On Sunday, the Missoulian ran a piece explaining how the state and local school districts are working to develop new standards for science across the state. It was a much-needed piece in an era when Republicans repeatedly claim that there is no local control over what students learn.
The piece ably explained something that few people outside of education really seem to understand: that the state, in collaboration with local teachers, establishes standards, broad guidelines and expectations for student learning in every curricular area. Then local districts, often alone, but sometimes in voluntary partnership with other districts, develop curriculum, the specific instruction and content that is used in those districts to meet the broad standards.
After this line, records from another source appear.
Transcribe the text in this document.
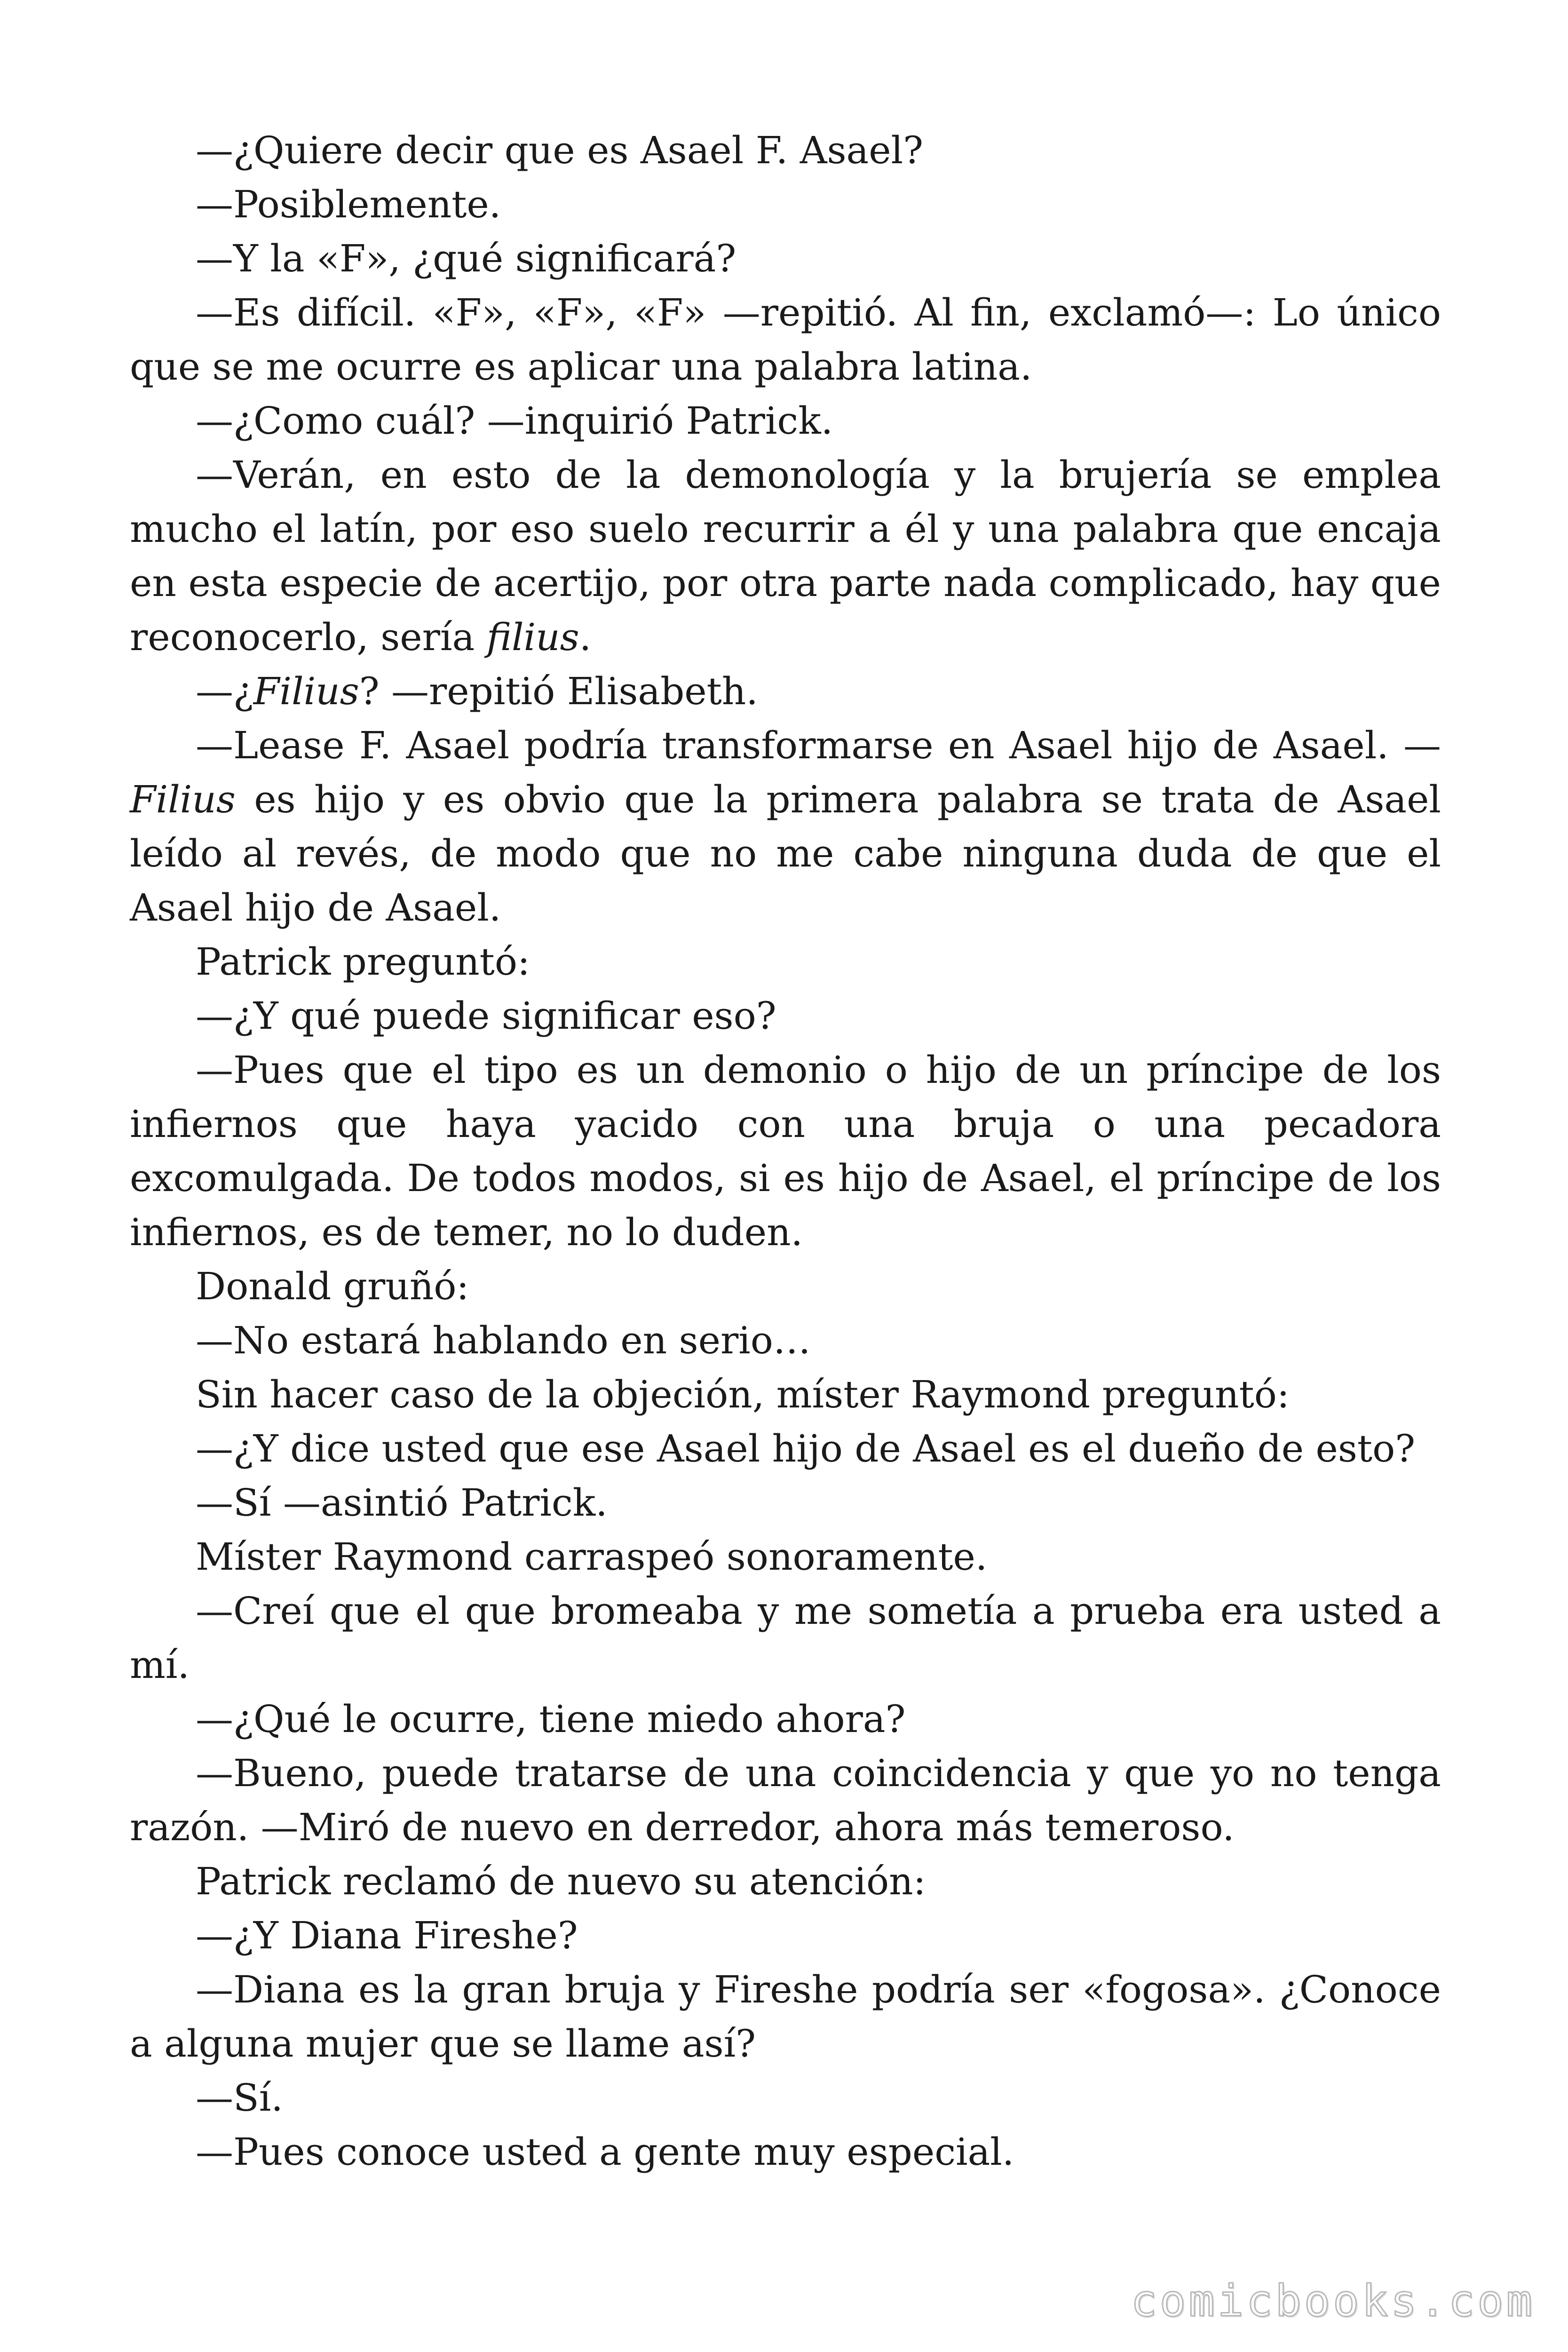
—¿Quiere decir que es Asael F. Asael?

—Posiblemente.

—Y la «F», ¿qué significará?

—Es difícil. «F», «F», «F» —repitió. Al fin, exclamó—: Lo único que se me ocurre es aplicar una palabra latina.

—¿Como cuál? —inquirió Patrick.

—Verán, en esto de la demonología y la brujería se emplea mucho el latín, por eso suelo recurrir a él y una palabra que encaja en esta especie de acertijo, por otra parte nada complicado, hay que reconocerlo, sería filius.

—¿Filius? —repitió Elisabeth.

—Lease F. Asael podría transformarse en Asael hijo de Asael. —Filius es hijo y es obvio que la primera palabra se trata de Asael leído al revés, de modo que no me cabe ninguna duda de que el Asael hijo de Asael.

Patrick preguntó:

—¿Y qué puede significar eso?

—Pues que el tipo es un demonio o hijo de un príncipe de los infiernos que haya yacido con una bruja o una pecadora excomulgada. De todos modos, si es hijo de Asael, el príncipe de los infiernos, es de temer, no lo duden.

Donald gruñó:

—No estará hablando en serio…

Sin hacer caso de la objeción, míster Raymond preguntó:

—¿Y dice usted que ese Asael hijo de Asael es el dueño de esto?

—Sí —asintió Patrick.

Míster Raymond carraspeó sonoramente.

—Creí que el que bromeaba y me sometía a prueba era usted a mí.

—¿Qué le ocurre, tiene miedo ahora?

—Bueno, puede tratarse de una coincidencia y que yo no tenga razón. —Miró de nuevo en derredor, ahora más temeroso.

Patrick reclamó de nuevo su atención:

—¿Y Diana Fireshe?

—Diana es la gran bruja y Fireshe podría ser «fogosa». ¿Conoce a alguna mujer que se llame así?

—Sí.

—Pues conoce usted a gente muy especial.

comicbooks.com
It’s an arrangement that Montana schools have always used: partnership to write the broad guidelines combined with local autonomy about how to implement them. Conservatives who demagogue about the Common Core, for instance, seem unwilling to admit or learn that even under these new standards, the curriculum is written by local teachers in their own communities. And just as your local board will open up discussion about curriculum to the public, the state will do the same with the new science standards. As the story notes:
The proposed standards were created by committees of educators, administrators and community members. They will be open for public input, and are slated to be up for approval this fall.
All in all, the Missoulian piece was a useful explanation of a process that conservative opponents have politicized across the nation, leading to states abandoning the teaching of climate science and valorizing the slaveowners of the Confederacy. At the root of that politicization is a deliberate effort to mislead the public about how standards and curriculum are developed, something the Missoulian piece explained well.
Here in Montana, conservatives claimed, for instance, that the Common Core standards were adopted without public input, despite 12 public meetings about the adoption of the standards.
The increasingly heated (and often entirely irrational) debate about education standards, whether they are the Common Core or Next Generation Science Standards would certainly be improved if conservatives understood the difference between a state standard and local curriculum, and even more so if they told the truth about what those standards really mean.